Türkischer Ministerpräsident in Athen: Weniger Geld fürs Militär

Bei einem Besuch in Griechenland schlägt der türkische Ministerpräsident Erdogan Abrüstung und Annäherung vor - die Haushaltskrise macht es möglich.

Griechenlands Premier George Papandreou (li) im Gespräch mit Tayyip Erdogan. Bild: reuters

Griechenland und die Türkei wollen ihre Beziehungen auf eine neue, freundschaftliche Basis stellen. Mit großem Gefolge ist der türkische Ministerpräsident Tayyip Erdogan gestern das erste Mal in seiner achtjährigen Amtszeit zu einem zweitägigen Besuch nach Athen gereist und wurde dort von seinem strahlenden Kollegen Giorgos Papandreou in Empfang genommen. Der schon im Voraus als historisch apostrophierte Besuch soll die seit knapp zehn Jahren andauernde vorsichtige Annäherung der beiden Länder nun entscheidend voranbringen.

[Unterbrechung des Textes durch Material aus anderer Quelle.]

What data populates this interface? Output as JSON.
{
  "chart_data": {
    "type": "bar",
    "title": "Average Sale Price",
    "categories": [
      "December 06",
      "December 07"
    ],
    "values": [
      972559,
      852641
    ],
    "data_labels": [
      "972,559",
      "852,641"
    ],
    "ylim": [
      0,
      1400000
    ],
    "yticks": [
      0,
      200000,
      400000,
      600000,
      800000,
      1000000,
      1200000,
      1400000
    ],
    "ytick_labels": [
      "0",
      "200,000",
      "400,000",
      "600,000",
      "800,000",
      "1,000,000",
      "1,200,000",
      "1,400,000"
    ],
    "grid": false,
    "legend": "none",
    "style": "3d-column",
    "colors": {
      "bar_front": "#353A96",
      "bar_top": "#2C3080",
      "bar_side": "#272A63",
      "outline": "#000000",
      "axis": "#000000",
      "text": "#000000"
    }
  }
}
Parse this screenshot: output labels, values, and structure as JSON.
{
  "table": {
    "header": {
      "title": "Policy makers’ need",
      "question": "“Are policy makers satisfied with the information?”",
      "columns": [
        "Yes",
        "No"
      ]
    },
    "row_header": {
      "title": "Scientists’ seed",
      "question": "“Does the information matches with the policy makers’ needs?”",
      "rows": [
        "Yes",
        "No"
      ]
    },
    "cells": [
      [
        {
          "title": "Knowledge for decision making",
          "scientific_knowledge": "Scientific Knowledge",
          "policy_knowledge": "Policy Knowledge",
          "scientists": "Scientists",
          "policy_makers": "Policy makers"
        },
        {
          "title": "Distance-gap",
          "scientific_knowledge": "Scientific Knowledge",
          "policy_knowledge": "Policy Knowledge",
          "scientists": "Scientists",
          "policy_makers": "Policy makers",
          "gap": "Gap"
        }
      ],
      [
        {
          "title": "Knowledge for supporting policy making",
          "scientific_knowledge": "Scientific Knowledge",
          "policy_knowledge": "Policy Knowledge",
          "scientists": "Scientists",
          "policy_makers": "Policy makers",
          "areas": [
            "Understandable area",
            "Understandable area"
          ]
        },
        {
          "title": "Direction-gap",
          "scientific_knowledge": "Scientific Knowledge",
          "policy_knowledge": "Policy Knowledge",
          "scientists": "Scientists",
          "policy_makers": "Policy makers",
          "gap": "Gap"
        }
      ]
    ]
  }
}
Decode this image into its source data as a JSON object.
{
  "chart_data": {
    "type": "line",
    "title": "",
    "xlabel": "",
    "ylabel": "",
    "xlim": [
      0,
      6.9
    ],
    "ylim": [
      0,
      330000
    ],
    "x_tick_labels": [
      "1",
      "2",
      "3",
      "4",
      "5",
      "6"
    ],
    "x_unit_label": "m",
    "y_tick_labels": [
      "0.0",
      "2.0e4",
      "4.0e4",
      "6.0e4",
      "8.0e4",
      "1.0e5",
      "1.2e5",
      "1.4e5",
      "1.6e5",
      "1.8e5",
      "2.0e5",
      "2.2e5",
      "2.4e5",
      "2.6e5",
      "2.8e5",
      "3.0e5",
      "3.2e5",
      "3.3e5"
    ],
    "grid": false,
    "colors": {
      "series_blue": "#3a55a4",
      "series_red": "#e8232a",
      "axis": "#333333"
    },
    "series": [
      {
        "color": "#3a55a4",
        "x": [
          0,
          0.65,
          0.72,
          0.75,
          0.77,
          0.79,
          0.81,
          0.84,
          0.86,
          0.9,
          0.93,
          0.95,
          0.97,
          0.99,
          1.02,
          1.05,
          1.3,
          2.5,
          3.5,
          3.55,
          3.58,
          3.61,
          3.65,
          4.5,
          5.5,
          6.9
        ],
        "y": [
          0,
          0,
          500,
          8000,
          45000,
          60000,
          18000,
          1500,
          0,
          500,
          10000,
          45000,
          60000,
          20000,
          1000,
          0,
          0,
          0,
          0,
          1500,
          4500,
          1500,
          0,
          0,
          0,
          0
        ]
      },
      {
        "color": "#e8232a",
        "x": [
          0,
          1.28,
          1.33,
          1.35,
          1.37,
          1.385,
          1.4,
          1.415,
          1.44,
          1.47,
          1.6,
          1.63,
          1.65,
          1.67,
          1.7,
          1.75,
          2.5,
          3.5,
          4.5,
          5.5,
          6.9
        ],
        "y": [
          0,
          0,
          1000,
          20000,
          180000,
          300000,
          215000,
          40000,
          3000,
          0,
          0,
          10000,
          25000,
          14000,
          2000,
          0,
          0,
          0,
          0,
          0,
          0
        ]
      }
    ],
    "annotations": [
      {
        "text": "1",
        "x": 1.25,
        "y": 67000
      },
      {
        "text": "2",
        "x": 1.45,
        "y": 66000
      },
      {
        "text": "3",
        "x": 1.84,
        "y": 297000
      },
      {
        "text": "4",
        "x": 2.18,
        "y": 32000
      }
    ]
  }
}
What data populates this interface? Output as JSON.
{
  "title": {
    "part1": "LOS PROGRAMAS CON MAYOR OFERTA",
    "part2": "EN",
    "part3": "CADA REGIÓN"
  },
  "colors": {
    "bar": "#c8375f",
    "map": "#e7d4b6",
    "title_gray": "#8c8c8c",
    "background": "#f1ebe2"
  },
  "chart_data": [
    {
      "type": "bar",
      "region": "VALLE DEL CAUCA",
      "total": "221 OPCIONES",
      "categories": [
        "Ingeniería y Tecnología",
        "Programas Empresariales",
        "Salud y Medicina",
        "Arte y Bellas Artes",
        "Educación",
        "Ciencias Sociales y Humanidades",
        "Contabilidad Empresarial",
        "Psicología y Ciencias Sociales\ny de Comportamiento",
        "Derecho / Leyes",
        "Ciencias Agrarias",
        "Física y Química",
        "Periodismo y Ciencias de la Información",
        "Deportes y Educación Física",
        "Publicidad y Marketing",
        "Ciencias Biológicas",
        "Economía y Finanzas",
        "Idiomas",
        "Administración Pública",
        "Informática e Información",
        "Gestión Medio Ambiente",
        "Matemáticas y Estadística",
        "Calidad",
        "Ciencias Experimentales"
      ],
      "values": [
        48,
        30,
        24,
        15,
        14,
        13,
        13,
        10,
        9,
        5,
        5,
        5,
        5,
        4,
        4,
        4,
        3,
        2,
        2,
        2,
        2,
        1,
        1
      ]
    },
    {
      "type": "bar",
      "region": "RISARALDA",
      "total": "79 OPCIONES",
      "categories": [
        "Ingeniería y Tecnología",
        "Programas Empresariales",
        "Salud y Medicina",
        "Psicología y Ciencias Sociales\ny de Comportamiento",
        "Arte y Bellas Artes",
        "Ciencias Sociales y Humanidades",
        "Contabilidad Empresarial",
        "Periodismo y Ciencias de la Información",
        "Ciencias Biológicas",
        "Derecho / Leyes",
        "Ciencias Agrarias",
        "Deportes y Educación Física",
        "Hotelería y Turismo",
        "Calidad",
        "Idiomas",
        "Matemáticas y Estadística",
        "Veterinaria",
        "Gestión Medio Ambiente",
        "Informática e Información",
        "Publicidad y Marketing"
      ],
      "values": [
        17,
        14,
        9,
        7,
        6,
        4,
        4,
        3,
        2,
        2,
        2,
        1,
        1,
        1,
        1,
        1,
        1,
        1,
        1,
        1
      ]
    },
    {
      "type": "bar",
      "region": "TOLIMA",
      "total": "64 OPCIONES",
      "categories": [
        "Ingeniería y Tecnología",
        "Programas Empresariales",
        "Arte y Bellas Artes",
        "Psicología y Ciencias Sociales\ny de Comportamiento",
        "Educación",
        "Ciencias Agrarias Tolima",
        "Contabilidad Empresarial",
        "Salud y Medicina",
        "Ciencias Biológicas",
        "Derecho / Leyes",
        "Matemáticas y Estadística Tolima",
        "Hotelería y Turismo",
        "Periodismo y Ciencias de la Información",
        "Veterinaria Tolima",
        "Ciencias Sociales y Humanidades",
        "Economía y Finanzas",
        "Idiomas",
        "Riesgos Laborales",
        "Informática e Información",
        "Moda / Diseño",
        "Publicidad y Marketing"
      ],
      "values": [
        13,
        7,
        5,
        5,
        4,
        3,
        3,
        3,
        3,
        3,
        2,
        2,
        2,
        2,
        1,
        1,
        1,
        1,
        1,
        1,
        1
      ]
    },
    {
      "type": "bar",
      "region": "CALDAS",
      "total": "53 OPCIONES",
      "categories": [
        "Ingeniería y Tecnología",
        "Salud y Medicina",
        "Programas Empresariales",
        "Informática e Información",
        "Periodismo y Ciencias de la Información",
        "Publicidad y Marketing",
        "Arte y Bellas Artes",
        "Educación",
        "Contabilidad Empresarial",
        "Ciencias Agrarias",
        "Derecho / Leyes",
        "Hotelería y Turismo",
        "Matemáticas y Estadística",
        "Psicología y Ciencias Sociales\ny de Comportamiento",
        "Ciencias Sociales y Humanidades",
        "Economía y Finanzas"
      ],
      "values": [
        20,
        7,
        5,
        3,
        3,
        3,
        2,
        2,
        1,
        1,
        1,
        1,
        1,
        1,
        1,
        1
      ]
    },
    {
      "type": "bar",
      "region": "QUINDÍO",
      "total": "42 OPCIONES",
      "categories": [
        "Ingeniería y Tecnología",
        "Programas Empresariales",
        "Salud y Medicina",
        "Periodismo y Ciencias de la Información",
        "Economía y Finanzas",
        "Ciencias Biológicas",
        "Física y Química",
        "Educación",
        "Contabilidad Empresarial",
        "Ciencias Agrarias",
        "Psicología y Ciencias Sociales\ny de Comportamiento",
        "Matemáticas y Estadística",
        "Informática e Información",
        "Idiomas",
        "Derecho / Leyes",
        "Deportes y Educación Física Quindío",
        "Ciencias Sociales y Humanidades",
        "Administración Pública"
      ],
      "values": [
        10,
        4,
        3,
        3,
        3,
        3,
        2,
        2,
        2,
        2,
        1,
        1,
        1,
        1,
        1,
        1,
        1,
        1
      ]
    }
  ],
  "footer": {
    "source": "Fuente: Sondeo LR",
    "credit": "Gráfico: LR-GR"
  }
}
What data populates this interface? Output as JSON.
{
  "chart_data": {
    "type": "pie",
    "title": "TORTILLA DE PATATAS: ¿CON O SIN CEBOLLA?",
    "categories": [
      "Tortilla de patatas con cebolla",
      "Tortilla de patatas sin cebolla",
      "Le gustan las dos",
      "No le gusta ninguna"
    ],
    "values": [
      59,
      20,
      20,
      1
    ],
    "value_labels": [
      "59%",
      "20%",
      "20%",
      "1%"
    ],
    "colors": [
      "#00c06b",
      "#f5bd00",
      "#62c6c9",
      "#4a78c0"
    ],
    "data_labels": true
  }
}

Der Zeitpunkt dafür scheint gut gewählt. Erdogan und Papandreou sind beide entschlossen, das bislang immer noch vorherrschende Misstrauen zu überwinden und ganz pragmatisch aufeinander zuzugehen. Für die Türkei fügt sich der Besuch in Athen ein in die neue Strategie der Außenpolitik, möglichst mit allen Nachbarländern noch bestehende Probleme zu beseitigen und aufeinander zuzugehen. Während mit Syrien und dem Irak große Erfolge erzielt wurden, gleichzeitig die Aussöhnung mit Armenien aber erst einmal auf Eis liegt, soll nun der Durchbruch im Westen kommen. Gleichzeitig ist Papandreou in der derzeitigen prekären Lage Griechenlands dankbar für jedes Problem, das ihm abgenommen wird.

Deshalb sollen nun auch nicht nur die üblichen Verträge über Wirtschafts-, Tourismus- und Umweltschutzzusammenarbeit unterzeichnet werden, sondern die Chefs wollen endlich auch selbst über die Gebietsstreitigkeiten in der Ägäis reden, die das Verhältnis beider Länder so lange vergiftet haben. Am liebsten will man selbst zu einem Kompromiss kommen, andernfalls soll der Streit nun endlich vor den Internationalen Gerichtshof in Den Haag gebracht werden.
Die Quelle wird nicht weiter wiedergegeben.